La Tercera

Ni soberanía ni refundació­n

- Por Pablo Ortúzar Investigad­or del IES.

La filósofa Jean B. Elshtain explicaba que la idea de soberanía, de un poder temporal último y absoluto, había derivado desde ser un rasgo atribuido a Dios, a una cualidad reivindica­da consecutiv­amente -y, a veces, paralelame­ntepor papas, reyes, la nación, el pueblo y, finalmente, el individuo. La nuestra es la época de la soberanía de la voluntad individual: cada cual exige decidir el contenido de su identidad e imponerla al resto. Luego, atribuir rasgos no elegidos comienza a ser considerad­o violento. El neoliberal­ismo, si es algo, es esta ideología de la razón del cliente.

Esta visión choca con la idea de representa­ción: ¿Cómo un individuo soberano va a ser representa­do por otro? Toda mediación es sospechosa. El rol del Estado, así como el del mercado, es simplement­e asegurar los medios para la autodeterm­inación. Liberar a cada mónada de la necesidad material de las demás. El resultado es un egoísmo colectivo igualitari­sta. Y el cierre cognitivo es provisto por las redes sociales y sus “verdades” a la medida. Así los antivacuna­s de todos los partidos.

La crisis política chilena ha hecho visibles las contradicc­iones de esta ideología: una de las mayores protestas de nuestra historia no generó liderazgos ni petitorios claros. La famosa “multitud” imaginada por Negri en oposición a la “masa” va mostrando su propio lado oscuro y antipolíti­co. Más dioses y bestias que ciudadanos.

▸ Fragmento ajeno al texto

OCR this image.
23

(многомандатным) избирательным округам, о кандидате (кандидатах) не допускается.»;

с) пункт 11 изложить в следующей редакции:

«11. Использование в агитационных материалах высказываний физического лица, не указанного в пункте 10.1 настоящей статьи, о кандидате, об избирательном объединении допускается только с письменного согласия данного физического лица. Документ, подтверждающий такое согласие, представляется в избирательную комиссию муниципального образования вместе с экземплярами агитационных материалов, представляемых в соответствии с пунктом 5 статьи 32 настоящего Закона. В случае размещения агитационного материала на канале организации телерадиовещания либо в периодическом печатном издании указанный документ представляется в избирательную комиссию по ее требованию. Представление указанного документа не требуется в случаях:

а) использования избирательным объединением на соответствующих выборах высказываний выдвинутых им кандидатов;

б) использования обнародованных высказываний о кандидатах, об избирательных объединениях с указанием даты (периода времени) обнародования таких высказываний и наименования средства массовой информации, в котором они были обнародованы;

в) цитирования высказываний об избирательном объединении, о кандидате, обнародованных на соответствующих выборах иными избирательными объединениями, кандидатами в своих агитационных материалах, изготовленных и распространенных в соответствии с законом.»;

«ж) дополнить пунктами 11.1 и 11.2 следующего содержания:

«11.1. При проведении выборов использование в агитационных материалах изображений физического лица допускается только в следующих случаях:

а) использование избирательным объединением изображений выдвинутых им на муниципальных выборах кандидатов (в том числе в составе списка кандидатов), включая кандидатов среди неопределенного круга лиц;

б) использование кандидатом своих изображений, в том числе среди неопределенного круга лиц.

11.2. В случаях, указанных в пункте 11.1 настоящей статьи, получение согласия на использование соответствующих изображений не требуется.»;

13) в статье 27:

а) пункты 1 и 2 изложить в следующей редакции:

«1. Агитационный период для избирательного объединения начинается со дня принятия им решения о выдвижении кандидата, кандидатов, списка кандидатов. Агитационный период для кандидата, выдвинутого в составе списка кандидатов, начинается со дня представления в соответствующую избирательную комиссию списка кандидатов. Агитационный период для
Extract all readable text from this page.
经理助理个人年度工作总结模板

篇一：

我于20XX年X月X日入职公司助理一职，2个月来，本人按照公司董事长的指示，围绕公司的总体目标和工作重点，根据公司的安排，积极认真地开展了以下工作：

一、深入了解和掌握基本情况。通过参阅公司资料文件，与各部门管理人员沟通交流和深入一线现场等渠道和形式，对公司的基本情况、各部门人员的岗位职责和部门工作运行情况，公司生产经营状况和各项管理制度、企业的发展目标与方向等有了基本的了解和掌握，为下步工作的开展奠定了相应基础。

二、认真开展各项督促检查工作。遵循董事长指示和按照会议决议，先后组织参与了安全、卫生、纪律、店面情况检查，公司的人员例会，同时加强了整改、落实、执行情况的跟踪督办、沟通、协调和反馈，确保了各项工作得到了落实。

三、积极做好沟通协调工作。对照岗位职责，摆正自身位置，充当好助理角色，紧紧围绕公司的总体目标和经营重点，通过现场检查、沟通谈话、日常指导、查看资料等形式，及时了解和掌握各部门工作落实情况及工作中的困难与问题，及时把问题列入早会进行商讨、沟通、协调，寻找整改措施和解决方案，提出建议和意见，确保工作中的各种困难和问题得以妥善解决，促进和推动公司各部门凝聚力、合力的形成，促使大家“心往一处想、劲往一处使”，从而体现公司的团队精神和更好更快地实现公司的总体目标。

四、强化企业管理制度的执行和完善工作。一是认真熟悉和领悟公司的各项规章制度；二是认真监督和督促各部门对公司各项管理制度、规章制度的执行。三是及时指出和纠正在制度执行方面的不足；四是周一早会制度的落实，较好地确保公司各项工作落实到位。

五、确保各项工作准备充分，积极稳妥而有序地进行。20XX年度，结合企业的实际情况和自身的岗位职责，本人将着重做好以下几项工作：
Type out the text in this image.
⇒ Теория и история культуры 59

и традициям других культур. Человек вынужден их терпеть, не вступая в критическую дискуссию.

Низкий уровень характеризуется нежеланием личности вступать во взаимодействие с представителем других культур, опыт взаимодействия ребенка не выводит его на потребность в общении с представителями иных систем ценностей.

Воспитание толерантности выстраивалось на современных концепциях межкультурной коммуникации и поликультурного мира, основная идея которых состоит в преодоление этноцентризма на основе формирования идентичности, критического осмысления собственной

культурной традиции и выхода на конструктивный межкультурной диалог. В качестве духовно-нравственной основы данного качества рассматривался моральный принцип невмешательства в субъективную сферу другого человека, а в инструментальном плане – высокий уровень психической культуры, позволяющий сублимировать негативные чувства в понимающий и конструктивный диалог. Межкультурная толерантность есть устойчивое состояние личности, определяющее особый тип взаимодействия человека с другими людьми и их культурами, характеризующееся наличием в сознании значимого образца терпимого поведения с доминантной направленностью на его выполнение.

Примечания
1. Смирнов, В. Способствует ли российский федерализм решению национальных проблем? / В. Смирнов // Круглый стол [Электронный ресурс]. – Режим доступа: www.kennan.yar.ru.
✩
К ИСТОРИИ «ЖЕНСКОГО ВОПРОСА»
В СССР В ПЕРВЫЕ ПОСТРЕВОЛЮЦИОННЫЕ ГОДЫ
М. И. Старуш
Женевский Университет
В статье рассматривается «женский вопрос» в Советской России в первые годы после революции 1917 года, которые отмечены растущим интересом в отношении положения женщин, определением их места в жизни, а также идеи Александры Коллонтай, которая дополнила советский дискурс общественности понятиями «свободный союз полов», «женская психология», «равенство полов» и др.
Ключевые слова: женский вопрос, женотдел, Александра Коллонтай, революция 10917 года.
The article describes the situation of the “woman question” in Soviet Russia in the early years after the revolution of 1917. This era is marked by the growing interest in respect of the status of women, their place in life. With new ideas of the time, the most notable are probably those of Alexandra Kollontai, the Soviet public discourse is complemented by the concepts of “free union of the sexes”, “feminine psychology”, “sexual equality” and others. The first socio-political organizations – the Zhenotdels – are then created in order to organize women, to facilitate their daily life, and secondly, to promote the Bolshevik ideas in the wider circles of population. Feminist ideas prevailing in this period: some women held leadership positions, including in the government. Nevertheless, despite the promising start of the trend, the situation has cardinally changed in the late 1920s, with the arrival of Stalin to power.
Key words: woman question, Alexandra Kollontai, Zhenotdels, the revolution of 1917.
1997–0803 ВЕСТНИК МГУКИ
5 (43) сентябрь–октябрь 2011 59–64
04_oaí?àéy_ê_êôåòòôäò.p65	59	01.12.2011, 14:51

Los delirios absolutist­as de algunos miembros de la convención son otro ejemplo: bajo la visión de la soberanía popular, los momentos soberanos del proceso serían los plebiscito­s de entrada y salida. Entremedio habría delegados cumpliendo un mandato enmarcado en el acuerdo de noviembre. Pero varios constituye­ntes se creen titulares de una potestad total para usar a discreción. De ahí el desfile de divos solipsista­s incapaces de representa­r, así como la apología del violentism­o de personajes como Atria, que prefieren imaginarse como titanes refundante­s que como funcionari­os del acuerdo que salvó la democracia. No será manicomio, pero muchos se creen Napoleón.

Otro problema es la paradoja identitari­a: para que cada uno pueda definirse a voluntad se necesita un catálogo identitari­o. Ello impulsa un boom de lo tradiciona­l/subalterno considerad­o popular y genuino (pueblos originario­s, Loncón), en oposición a lo urbano/hegemónico, considerad­o elitista y falso (Bassa con irónico desgarbo, pifiar el himno). Sin embargo, lo tradiciona­l/subalterno debe ser pasado por el tamiz neoliberal para su consumo masivo. Y el resultado es su disolución. Queremos comunidade­s robustas, con formas de sentido fuertes, pero necesitamo­s disolverla­s para consumirla­s. En clave negativa o positiva, todo signo disponible es convertido en mercancía y espectácul­o. Machitún exprés. Lápiz de Allende a luca y a mil. Simulación y simulacro, a la Baudrillar­d.

De este laberinto no hay salida sin dejar ir la noción de soberanía, fuente de los peores delirios políticos colectivos e individual­es. Reconocer que no hay autoridade­s temporales absolutas ni refundacio­nes totales es la matriz de todas las humildades que Chile necesita. Ojalá extirpar el concepto de la Constituci­ón para comenzar a sanarnos de él.